Monday, May 21, 2018

Postcard Markers - Pikes Peak

Colorado Springs, Colorado

1963 postcard of Pikes Peak historical marker
As you head south from Denver, Pikes Peak looms down the freeway visible for miles through your front car window. In the 1940s and 1950s, the Colorado Department of Highways installed several large wood highway markers along US Route 85/87 informing you of the fact and providing a history of America's most celebrated peak. One of these highway markers near Colorado Springs was captured in a color postcard made by Thomas Dexter Press in the 1950s.

It was a good and lasting thing this postcard was created and captured the historical marker. Because this marker and like markers on Pikes Peak have disappeared. In the 1950s Colorado began transforming US Route 85/87 into freeways as part of the United States Interstate Highway System. This marker survived the first freeway improvements in this area that were completed in the 1960s and became an anchor for a scenic overlook. The overlook remained for several decades and was even augmented in the late 1980s when it commemorated Jasper D. Ackerman. This stop on the freeway became known as the Ackerman Overlook.

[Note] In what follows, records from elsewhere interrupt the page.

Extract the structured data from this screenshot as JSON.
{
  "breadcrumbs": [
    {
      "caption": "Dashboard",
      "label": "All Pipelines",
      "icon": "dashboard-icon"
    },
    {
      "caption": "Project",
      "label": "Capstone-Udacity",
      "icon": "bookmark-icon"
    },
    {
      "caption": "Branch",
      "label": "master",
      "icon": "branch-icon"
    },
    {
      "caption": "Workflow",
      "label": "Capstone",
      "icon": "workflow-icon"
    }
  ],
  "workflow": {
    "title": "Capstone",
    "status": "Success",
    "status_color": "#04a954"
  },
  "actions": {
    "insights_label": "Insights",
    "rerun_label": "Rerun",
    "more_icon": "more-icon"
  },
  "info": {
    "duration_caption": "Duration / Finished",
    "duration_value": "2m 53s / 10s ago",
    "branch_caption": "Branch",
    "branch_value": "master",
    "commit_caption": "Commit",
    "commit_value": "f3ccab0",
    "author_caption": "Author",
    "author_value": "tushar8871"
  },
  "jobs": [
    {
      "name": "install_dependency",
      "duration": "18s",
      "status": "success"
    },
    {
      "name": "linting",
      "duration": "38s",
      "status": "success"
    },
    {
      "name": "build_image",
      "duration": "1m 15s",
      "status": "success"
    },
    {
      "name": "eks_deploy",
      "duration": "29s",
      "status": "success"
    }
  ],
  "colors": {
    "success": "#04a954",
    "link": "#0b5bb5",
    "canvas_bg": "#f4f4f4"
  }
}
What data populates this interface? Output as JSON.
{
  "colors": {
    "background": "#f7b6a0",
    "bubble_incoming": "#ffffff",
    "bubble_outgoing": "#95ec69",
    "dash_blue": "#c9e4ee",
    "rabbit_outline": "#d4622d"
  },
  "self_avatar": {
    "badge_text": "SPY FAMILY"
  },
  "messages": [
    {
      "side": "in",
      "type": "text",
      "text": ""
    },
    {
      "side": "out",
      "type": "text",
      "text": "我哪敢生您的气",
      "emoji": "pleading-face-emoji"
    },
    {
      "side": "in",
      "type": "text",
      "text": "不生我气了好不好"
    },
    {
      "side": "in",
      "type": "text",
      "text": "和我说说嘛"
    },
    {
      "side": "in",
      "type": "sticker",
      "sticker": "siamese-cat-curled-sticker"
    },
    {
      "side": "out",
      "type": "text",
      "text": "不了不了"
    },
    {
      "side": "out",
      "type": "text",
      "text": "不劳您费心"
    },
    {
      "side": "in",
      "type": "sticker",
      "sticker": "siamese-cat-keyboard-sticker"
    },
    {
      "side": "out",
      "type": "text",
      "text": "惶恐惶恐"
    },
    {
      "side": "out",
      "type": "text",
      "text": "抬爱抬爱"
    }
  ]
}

With age comes decay, and after more than 40 years this marker was removed in the early 2000s. Because the marker did not meet the then marker style for the Colorado Department of Transportation or the State Historical Society, it was not replaced. The Ackerman Overlook did not survive the second set of freeway improvements when the freeway was widened with more travel lanes. The Ackerman Overlook was moved in 2015 just 1/3 mile to the north on the freeway and now has interpretive signs on the United States Air Force Academy. But it has no historical markers on Pikes Peak, which still rises to the southwest of the scenic overlook.

General location of marker viewed from Interstate 25
Marker was removed in early 2000s and the overlook removed in 2013

Back side of postcard

Marker Information

Name:  Southwest Rises the Summit of Pikes Peak
Type:  Colorado Department of Highways Wood Highway Marker
Year Erected:  Prior to 1963
Location:  US Route 85/87 (now supplanted by Interstate 25) north of Colorado Springs, Colorado near US Air Force Academy
Location Coordinates:  38.974169, -104.807841

Marker Inscription:

Southwest Rises the Summit of
Pikes Peak

     This mountain, 14,110 feet above the sea and the most celebrated peak in America, is named for the explorer, Capt. Zebulon M. Pike, who saw it first in 1806. He attempted to climb it, failed and reported it unclimbable. Ascended in 1820 by Dr. Edwin James, a later explorer. A cog railway reached the summit in 1890 and a highway, in 1915. Motor races up the peak are held annually. The resort city of Colorado Springs, founded 1871, nestles at its foot where the first town called Colorado stood years earlier. The U. S. Air Force Academy rises ten miles north.
     Pikes Peak is famed for its history and conspicuous position. Colorado contains more than fifty mountains over 14,000 feet high.